Des propositions des candidats aux primaires de la droite, on pourrait retenir celle de François Fillon à propos de l’enseignement de l’histoire, à cause de sa portée philosophique et civique. C’est, en effet, un enjeu essentiel que celui-là. Notre rapport au passé commande beaucoup de choses. Certes, l’histoire n’est pas notre code, comme l’affirmait un protagoniste de la Révolution française, elle n’en est pas moins la médiation qui nous permet de nous situer dans le temps et de participer à l’héritage que nos prédécesseurs nous ont légué. Toutes les grandes idéologies modernes se sont réclamées de l’analyse qu’un Hegel, un Marx, un Auguste Comte, tout autant que les penseurs réactionnaires et libéraux ont accomplie du développement de la civilisation qui nous a amenés au stade d’évolution qui est le nôtre, en anticipant à partir de là présent et avenir. Il est vrai que ces grands systèmes sont entrés en crise à la fin du XXe siècle et que l’idée que nous nous faisons de l’histoire s’en est trouvée sérieusement affectée.
C’est la pensée critique et la déconstruction qui ont pris le dessus, délégitimant ces systèmes de sens qui structuraient notre conception du monde, de nos appartenances, et aussi de notre existence nationale. Jules Michelet, ce grand historien romantique, avait littéralement fondé ce qu’on pourrait appeler sans malice l’imaginaire de la IIIe République, celui que l’école de Jules Ferry allait se charger de transmettre aux jeunes générations. Cet imaginaire s’est trouvé bousculé toutes ces dernières décennies sous l’effet de plusieurs facteurs. L’histoire, comme discipline universitaire, s’est complexifiée, elle a tendu à faire renaître les oubliés du passé, les anonymes aux marges du récit de l’épopée centrale.
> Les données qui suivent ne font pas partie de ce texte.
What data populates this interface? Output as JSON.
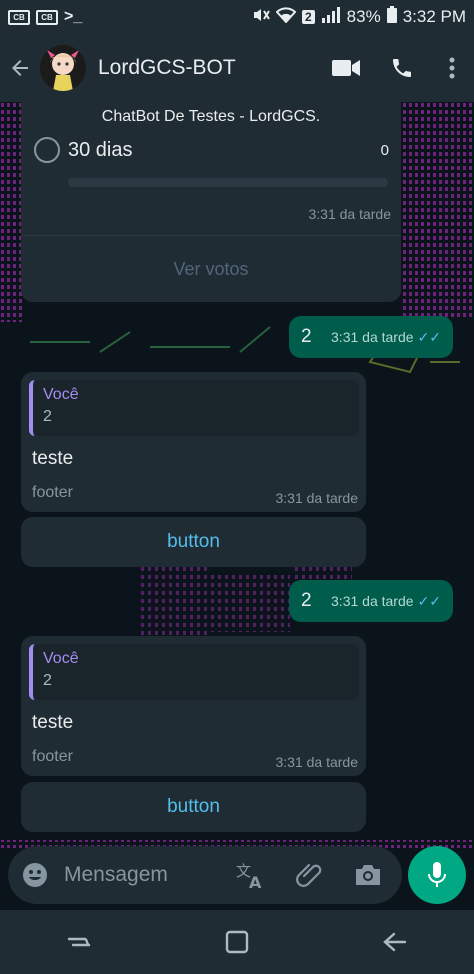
{
  "status_bar": {
    "battery": "83%",
    "time": "3:32 PM",
    "badge": "2",
    "left_icons": [
      "CB",
      "CB"
    ]
  },
  "header": {
    "title": "LordGCS-BOT"
  },
  "poll": {
    "caption": "ChatBot De Testes - LordGCS.",
    "option_label": "30 dias",
    "option_votes": "0",
    "time": "3:31 da tarde",
    "view_votes": "Ver votos"
  },
  "messages": [
    {
      "type": "outgoing",
      "text": "2",
      "time": "3:31 da tarde"
    },
    {
      "type": "incoming",
      "quote_name": "Você",
      "quote_text": "2",
      "text": "teste",
      "footer": "footer",
      "time": "3:31 da tarde",
      "button": "button"
    },
    {
      "type": "outgoing",
      "text": "2",
      "time": "3:31 da tarde"
    },
    {
      "type": "incoming",
      "quote_name": "Você",
      "quote_text": "2",
      "text": "teste",
      "footer": "footer",
      "time": "3:31 da tarde",
      "button": "button"
    }
  ],
  "input": {
    "placeholder": "Mensagem"
  },
  "colors": {
    "accent": "#00a884",
    "outgoing_bubble": "#005c4b",
    "incoming_bubble": "#202c33",
    "header": "#1f2c34",
    "link": "#53bdeb",
    "quote_name": "#a68bf0"
  }
}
L’attention aux mœurs, aux mentalités a joué souvent au détriment du roman national, alors qu’en même temps les revendications communautaires mettaient en procès diverses séquences comme l’esclavage ou la colonisation, et du coup l’européocentrisme.
François Fillon voudrait que trois académiciens travaillent à reconstituer un récit national, qui puisse redonner aux jeunes Français la fierté de leur identité. Il est immédiatement contré par les historiens critiques qui s’indignent. Mais ces historiens critiques possèdent-ils un brevet d’exclusivité qui les autoriserait à régenter nos esprits ? N’ont-ils pour projet que de tout mettre en doute, de tout mettre en pièces ? N’ont-ils pas leurs propres convictions, leurs propres vénérations ? Que veulent-ils mettre dans la tête des jeunes ? La faculté critique ne conduit pas unilatéralement à la démolition, elle doit servir à l’affinement et à l’équilibre du jugement, qui fait place aussi à l’admiration et à la reconnaissance.
Chronique diffusée sur Radio Notre-Dame le 31 août 2016.